Gavel, symbol of judicial decisions and justice

The Securities and Exchange Commission has been doing a pretty good job recently. In 2014, its enforcement division brought 755 cases and collected an agency record $4.1 billion. However, its powers may soon be weakened. The U.S. Chamber of Commerce recently called for numerous reforms to the SEC’s investigation process in a new report.

The Center for Capital Markets Competitiveness (CCMC), which authored the report, suggests in the document strengthening policies surrounding in-house trials, admissions of wrongdoing, and “Wells notices,” which are final warnings that the SEC sends to companies and individuals it plans to bring charges against, all in order to bolster due process for defendants.

“The SEC’s Enforcement Program is a crucial component of its mission,” said CCMC President and CEO David Hirschmann. “Our research identified a number of ways the SEC can build on the progress it has made to create a level playing field through effective enforcement, and at the same time address ambiguities in the process that can cause unnecessary and counter-productive confusion.”

In particular, the report aims at SEC in-house trials, an alternative to federal courts that are usually expedited, have no jury, and limit the process of discovery.
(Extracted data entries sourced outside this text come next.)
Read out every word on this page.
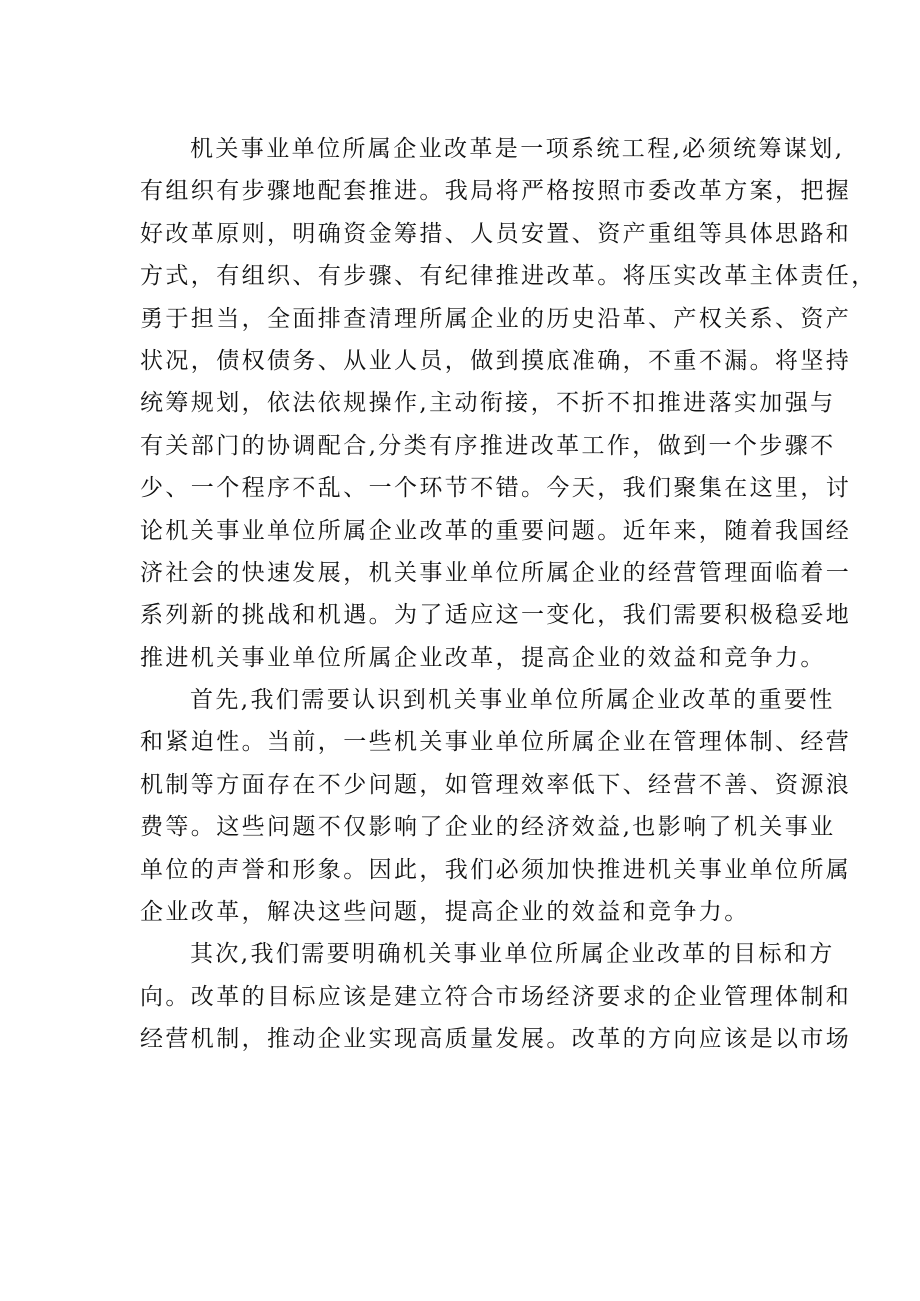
机关事业单位所属企业改革是一项系统工程,必须统筹谋划,
有组织有步骤地配套推进。我局将严格按照市委改革方案，把握
好改革原则，明确资金筹措、人员安置、资产重组等具体思路和
方式，有组织、有步骤、有纪律推进改革。将压实改革主体责任，
勇于担当，全面排查清理所属企业的历史沿革、产权关系、资产
状况，债权债务、从业人员，做到摸底准确，不重不漏。将坚持
统筹规划，依法依规操作,主动衔接，不折不扣推进落实加强与
有关部门的协调配合,分类有序推进改革工作，做到一个步骤不
少、一个程序不乱、一个环节不错。今天，我们聚集在这里，讨
论机关事业单位所属企业改革的重要问题。近年来，随着我国经
济社会的快速发展，机关事业单位所属企业的经营管理面临着一
系列新的挑战和机遇。为了适应这一变化，我们需要积极稳妥地
推进机关事业单位所属企业改革，提高企业的效益和竞争力。
首先,我们需要认识到机关事业单位所属企业改革的重要性
和紧迫性。当前，一些机关事业单位所属企业在管理体制、经营
机制等方面存在不少问题，如管理效率低下、经营不善、资源浪
费等。这些问题不仅影响了企业的经济效益,也影响了机关事业
单位的声誉和形象。因此，我们必须加快推进机关事业单位所属
企业改革，解决这些问题，提高企业的效益和竞争力。
其次,我们需要明确机关事业单位所属企业改革的目标和方
向。改革的目标应该是建立符合市场经济要求的企业管理体制和
经营机制，推动企业实现高质量发展。改革的方向应该是以市场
Critics say that these trials violate the constitutional rights of defendants.

“SEC enforcement should have a fair process for all,” says the report.

In the report, the Chamber proposes the SEC adopts a uniform policy on when these trials are to be used, creates a process for defendants to challenge the SEC’s choice of venue, and amend its rules to allow for more pre-trial discovery.

“Both investors and market participants all benefit from tough-as-nails, effective enforcement coupled with a clear and fair process,” said Hirschmann.

The SEC, however, feels that this will weaken its ability to protect investors. The agency has reportedly defended its right to bring a case to the venue of its choice, and touted the speed and experience of judges who hear in-house cases.

According to a statement from SEC Enforcement Director Andrew Ceresney, “The report contains certain recommendations that would significantly weaken the Commission’s ability to protect investors through strong and effective enforcement of the federal securities laws.”